Upgrade: Autopilots Page 2
Installing an Autopilot on a Tiller-Driven Cruiser
When I bought my first boat, a 1976 Bristol 24, it came with a cantankerous Tiller Master autopilot that lacked the oomph to steer the heavy-displacement, full-keel sloop in anything but calm water. I replaced it with an Autohelm ST2000 from Raymarine (the updated model is the Autohelm ST2000 Plus Tiller Pilot and sells for around $700). I could have bought an ST1000, but it was rated for boats displacing 6,600 pounds or less – too close for comfort, in my view, since the Bristol displaced 6,000 pounds.
The installation required tinkering. The Tiller Master was already on a separate fused circuit in the boat’s DC electrical system and was wired to a toggle switch in the lazaret; there was no socket. I used a hole saw to cut a hole to mount the socket for the new autopilot, bedded the socket with silicone, and connected it to the toggle switch so I could turn the autopilot on and off.
For it to work properly, the autopilot had to be positioned level with – and perpendicular to – the tiller. The curve of the Bristol’s tiller made it tough to get the positioning lined up. I used epoxy to glue a block of scrap teak on the starboard cockpit seat abutting the coaming to get the base of the autopilot high enough so that the pushrod would clear the top of the tiller. I then drilled a hole in the block to accept the pin that held the end of the control unit.
I also had to buy and mount a tiller bracket. I drilled two holes in the tiller to take the bracket fasteners, sanded the top of the tiller flat with a belt sander to create a mating surface for the bracket’s flat bottom, and attached the bracket with epoxy to get the ball pin correctly positioned in order to accept the end of the pushrod. I also needed an extender for the pushrod for it to push the tiller well over to port. Without it, I’d have had inadequate turning potential to starboard. The installation took about seven hours and several trips to West Marine.
Selecting an autopilot
When choosing an autopilot, it’s critical to properly account for the boat’s displacement. Factor in the boat’s weight, full tankage (water and fuel), provisions, anchor systems, tenders, and crew, then add at least 20 percent to the weight total. Don’t be tempted to skimp on cost, which starts at around $500 for a basic tiller pilot and goes up from there. If you buy an autopilot with a maximum rating close to the boat’s full-load displacement, chances are high you’ll be disappointed with its performance.
It’s important, too, to consider how much you’re going to use the autopilot and in what sea conditions. An autopilot will steer a boat in calm conditions even if the boat exceeds the autopilot’s maximum rating. A tiller or wheel pilot could be just the ticket for casual, occasional use, but if you plan to rely on it when the wind and seas get up, you’ll need a more-powerful unit, possibly a belowdeck system.
The speed of the autopilot is another important factor. Faster action to put the helm over is better than slower action, particularly for heavy, less-nimble boats. In rough conditions you’ll want the autopilot to respond quickly; it’s a question of performance as much as it is safety.

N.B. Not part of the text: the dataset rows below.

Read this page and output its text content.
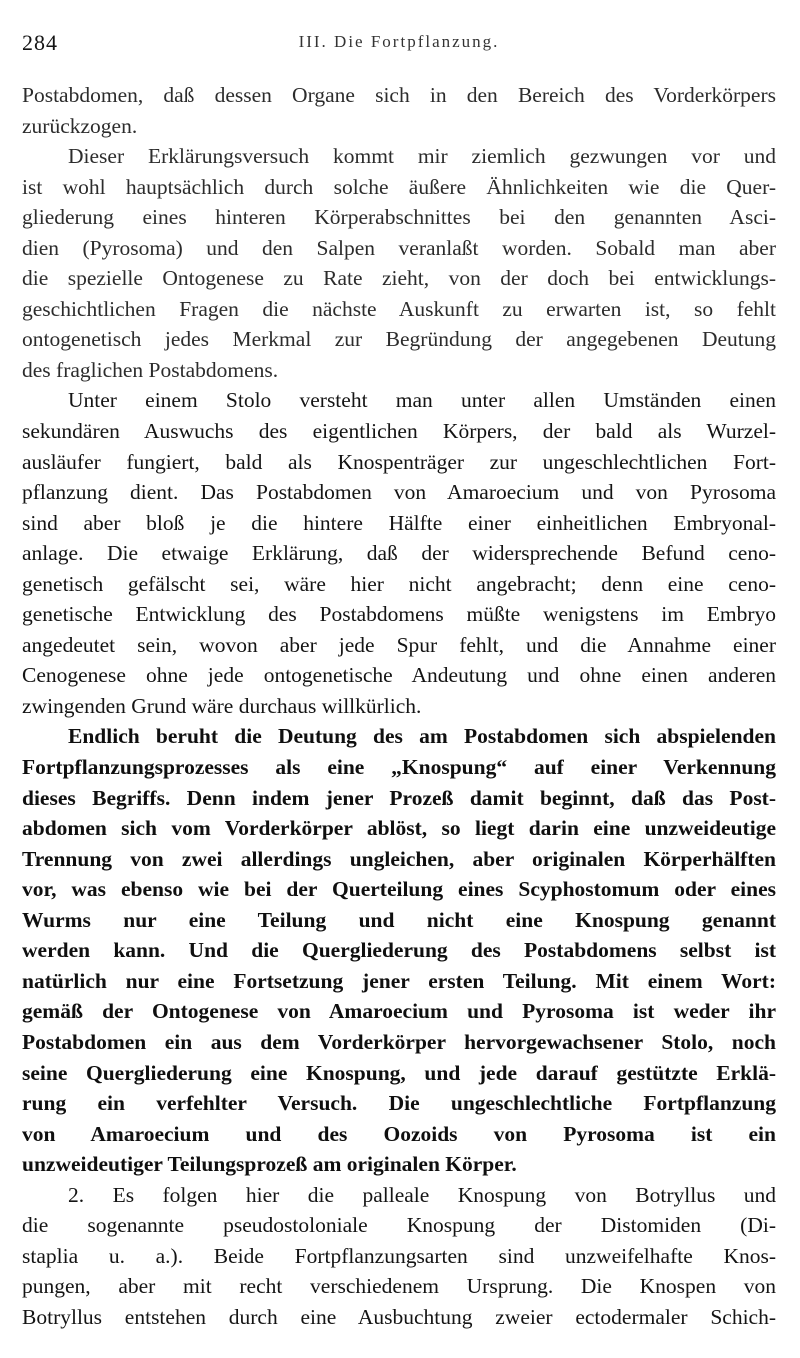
284	III. Die Fortpflanzung.
Postabdomen, daß dessen Organe sich in den Bereich des Vorderkörpers
zurückzogen.
Dieser Erklärungsversuch kommt mir ziemlich gezwungen vor und
ist wohl hauptsächlich durch solche äußere Ähnlichkeiten wie die Quer-
gliederung eines hinteren Körperabschnittes bei den genannten Asci-
dien (Pyrosoma) und den Salpen veranlaßt worden. Sobald man aber
die spezielle Ontogenese zu Rate zieht, von der doch bei entwicklungs-
geschichtlichen Fragen die nächste Auskunft zu erwarten ist, so fehlt
ontogenetisch jedes Merkmal zur Begründung der angegebenen Deutung
des fraglichen Postabdomens.
Unter einem Stolo versteht man unter allen Umständen einen
sekundären Auswuchs des eigentlichen Körpers, der bald als Wurzel-
ausläufer fungiert, bald als Knospenträger zur ungeschlechtlichen Fort-
pflanzung dient. Das Postabdomen von Amaroecium und von Pyrosoma
sind aber bloß je die hintere Hälfte einer einheitlichen Embryonal-
anlage. Die etwaige Erklärung, daß der widersprechende Befund ceno-
genetisch gefälscht sei, wäre hier nicht angebracht; denn eine ceno-
genetische Entwicklung des Postabdomens müßte wenigstens im Embryo
angedeutet sein, wovon aber jede Spur fehlt, und die Annahme einer
Cenogenese ohne jede ontogenetische Andeutung und ohne einen anderen
zwingenden Grund wäre durchaus willkürlich.
Endlich beruht die Deutung des am Postabdomen sich abspielenden
Fortpflanzungsprozesses als eine „Knospung“ auf einer Verkennung
dieses Begriffs. Denn indem jener Prozeß damit beginnt, daß das Post-
abdomen sich vom Vorderkörper ablöst, so liegt darin eine unzweideutige
Trennung von zwei allerdings ungleichen, aber originalen Körperhälften
vor, was ebenso wie bei der Querteilung eines Scyphostomum oder eines
Wurms nur eine Teilung und nicht eine Knospung genannt
werden kann. Und die Quergliederung des Postabdomens selbst ist
natürlich nur eine Fortsetzung jener ersten Teilung. Mit einem Wort:
gemäß der Ontogenese von Amaroecium und Pyrosoma ist weder ihr
Postabdomen ein aus dem Vorderkörper hervorgewachsener Stolo, noch
seine Quergliederung eine Knospung, und jede darauf gestützte Erklä-
rung ein verfehlter Versuch. Die ungeschlechtliche Fortpflanzung
von Amaroecium und des Oozoids von Pyrosoma ist ein
unzweideutiger Teilungsprozeß am originalen Körper.
2. Es folgen hier die palleale Knospung von Botryllus und
die sogenannte pseudostoloniale Knospung der Distomiden (Di-
staplia u. a.). Beide Fortpflanzungsarten sind unzweifelhafte Knos-
pungen, aber mit recht verschiedenem Ursprung. Die Knospen von
Botryllus entstehen durch eine Ausbuchtung zweier ectodermaler Schich-
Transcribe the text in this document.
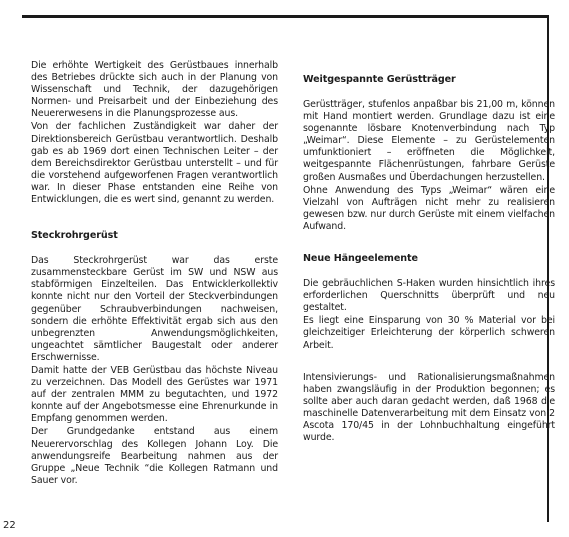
Die erhöhte Wertigkeit des Gerüstbaues innerhalb des Betriebes drückte sich auch in der Planung von Wissenschaft und Technik, der dazugehörigen Normen- und Preisarbeit und der Einbeziehung des Neuererwesens in die Planungsprozesse aus.

Von der fachlichen Zuständigkeit war daher der Direktionsbereich Gerüstbau verantwortlich. Deshalb gab es ab 1969 dort einen Technischen Leiter – der dem Bereichsdirektor Gerüstbau unterstellt – und für die vorstehend aufgeworfenen Fragen verantwortlich war. In dieser Phase entstanden eine Reihe von Entwicklungen, die es wert sind, genannt zu werden.

Steckrohrgerüst

Das Steckrohrgerüst war das erste zusammensteckbare Gerüst im SW und NSW aus stabförmigen Einzelteilen. Das Entwicklerkollektiv konnte nicht nur den Vorteil der Steckverbindungen gegenüber Schraubverbindungen nachweisen, sondern die erhöhte Effektivität ergab sich aus den unbegrenzten Anwendungsmöglichkeiten, ungeachtet sämtlicher Baugestalt oder anderer Erschwernisse.

Damit hatte der VEB Gerüstbau das höchste Niveau zu verzeichnen. Das Modell des Gerüstes war 1971 auf der zentralen MMM zu begutachten, und 1972 konnte auf der Angebotsmesse eine Ehrenurkunde in Empfang genommen werden.

Der Grundgedanke entstand aus einem Neuerervorschlag des Kollegen Johann Loy. Die anwendungsreife Bearbeitung nahmen aus der Gruppe „Neue Technik “die Kollegen Ratmann und Sauer vor.

Weitgespannte Gerüstträger

Gerüstträger, stufenlos anpaßbar bis 21,00 m, können mit Hand montiert werden. Grundlage dazu ist eine sogenannte lösbare Knotenverbindung nach Typ „Weimar“. Diese Elemente – zu Gerüstelementen umfunktioniert – eröffneten die Möglichkeit, weitgespannte Flächenrüstungen, fahrbare Gerüste großen Ausmaßes und Überdachungen herzustellen.

Ohne Anwendung des Typs „Weimar“ wären eine Vielzahl von Aufträgen nicht mehr zu realisieren gewesen bzw. nur durch Gerüste mit einem vielfachen Aufwand.

Neue Hängeelemente

Die gebräuchlichen S-Haken wurden hinsichtlich ihres erforderlichen Querschnitts überprüft und neu gestaltet.

Es liegt eine Einsparung von 30 % Material vor bei gleichzeitiger Erleichterung der körperlich schweren Arbeit.

Intensivierungs- und Rationalisierungsmaßnahmen haben zwangsläufig in der Produktion begonnen; es sollte aber auch daran gedacht werden, daß 1968 die maschinelle Datenverarbeitung mit dem Einsatz von 2 Ascota 170/45 in der Lohnbuchhaltung eingeführt wurde.

22
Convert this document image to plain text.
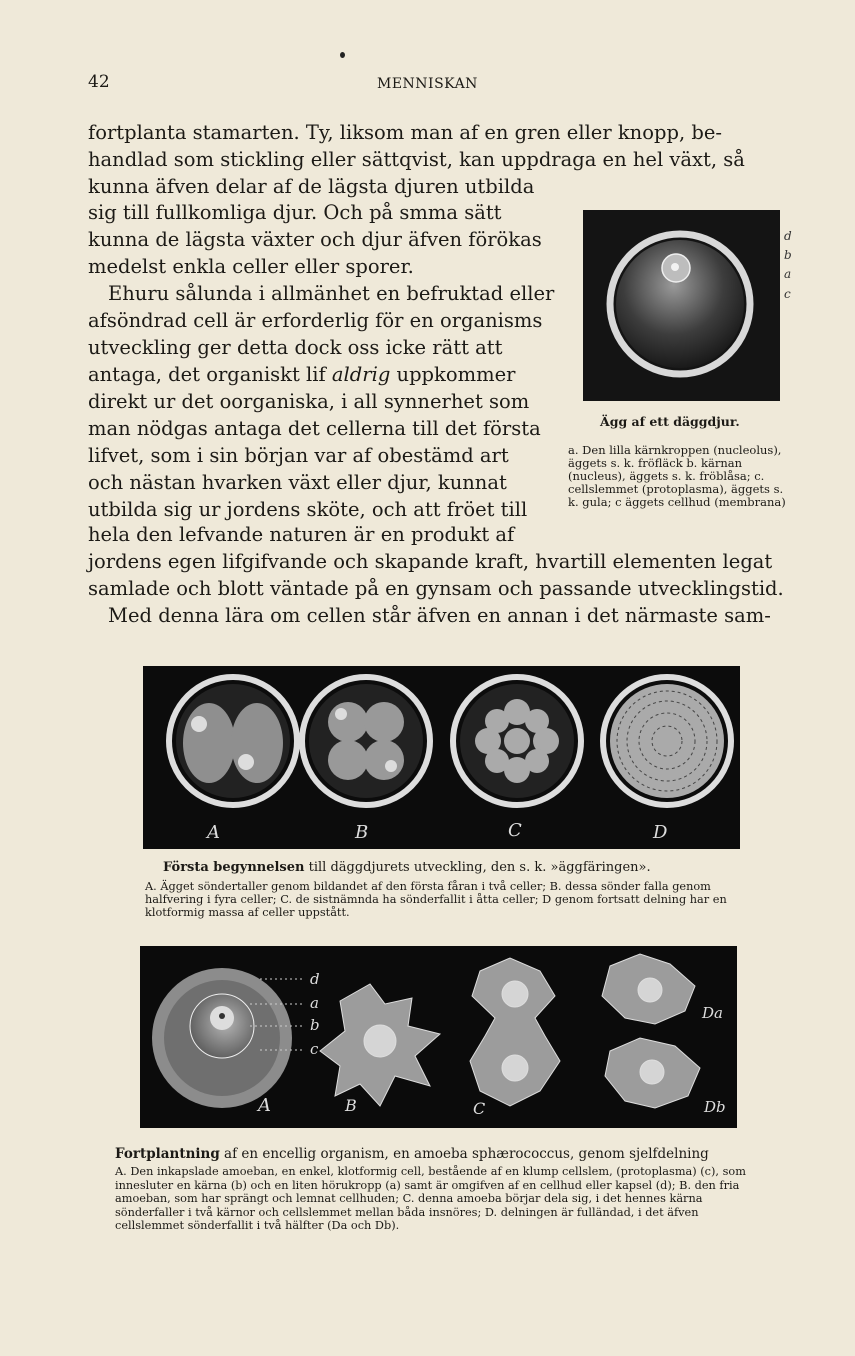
42	MENNISKAN
fortplanta stamarten. Ty, liksom man af en gren eller knopp, be-
handlad som stickling eller sättqvist, kan uppdraga en hel växt, så
kunna äfven delar af de lägsta djuren utbilda
sig till fullkomliga djur. Och på smma sätt
kunna de lägsta växter och djur äfven förökas
medelst enkla celler eller sporer.
Ehuru sålunda i allmänhet en befruktad eller
afsöndrad cell är erforderlig för en organisms
utveckling ger detta dock oss icke rätt att
antaga, det organiskt lif aldrig uppkommer
direkt ur det oorganiska, i all synnerhet som
man nödgas antaga det cellerna till det första
lifvet, som i sin början var af obestämd art
och nästan hvarken växt eller djur, kunnat
utbilda sig ur jordens sköte, och att fröet till
hela den lefvande naturen är en produkt af
jordens egen lifgifvande och skapande kraft, hvartill elementen legat
samlade och blott väntade på en gynsam och passande utvecklingstid.
Med denna lära om cellen står äfven en annan i det närmaste sam-
d
b
a
c
Ägg af ett däggdjur.
a. Den lilla kärnkroppen (nucleolus), äggets s. k. fröfläck b. kärnan (nucleus), äggets s. k. fröblåsa; c. cellslemmet (protoplasma), äggets s. k. gula; c äggets cellhud (membrana)
A	B	C	D
Första begynnelsen till däggdjurets utveckling, den s. k. »äggfäringen».
A. Ägget söndertaller genom bildandet af den första fåran i två celler; B. dessa sönder falla genom halfvering i fyra celler; C. de sistnämnda ha sönderfallit i åtta celler; D genom fortsatt delning har en klotformig massa af celler uppstått.
d
a
b
c
A	B	C
Da
Db
Fortplantning af en encellig organism, en amoeba sphærococcus, genom sjelfdelning
A. Den inkapslade amoeban, en enkel, klotformig cell, bestående af en klump cellslem, (protoplasma) (c), som innesluter en kärna (b) och en liten hörukropp (a) samt är omgifven af en cellhud eller kapsel (d); B. den fria amoeban, som har sprängt och lemnat cellhuden; C. denna amoeba börjar dela sig, i det hennes kärna sönderfaller i två kärnor och cellslemmet mellan båda insnöres; D. delningen är fulländad, i det äfven cellslemmet sönderfallit i två hälfter (Da och Db).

While a number of companies manufacture autopilots, most focus on belowdeck systems. B&G, ComNav, Furuno, Coursemaster, NKE, Northstar, Raymarine, and Simrad all make belowdeck systems. Currently, only Raymarine makes cockpit autopilots for boats with wheel steering, while it and Simrad offer tillerpilots.
Installing a tiller or wheel pilot is something you can do yourself with basic onboard tools. However, resist the urge to simply wire the autopilot into an existing circuit—say, the one where your GPS resides. The autopilot should be on a separate circuit, and, like all electrical installations, it should comply with
American Boat & Yacht Council (ABYC) standards pertaining to cable type and size. If you aren’t confident about working with your DC system, pay a qualified marine electrician to do the wiring for you, and do the rest of the installation yourself.
A belowdeck system installation, particularly if it connects with hydraulic steering, is way beyond the skill level of most DIY boatowners. Often, this will involve glassing a bracket to the hull on which to mount the drive unit. Hire a professional installer and work closely with the manufacturer or dealer you choose when selecting the components, as they’re complicated and the professional advice will be invaluable.
David W. Shaw is the author of seven nonfiction books. He is a longtime cruiser and contributor to SAIL.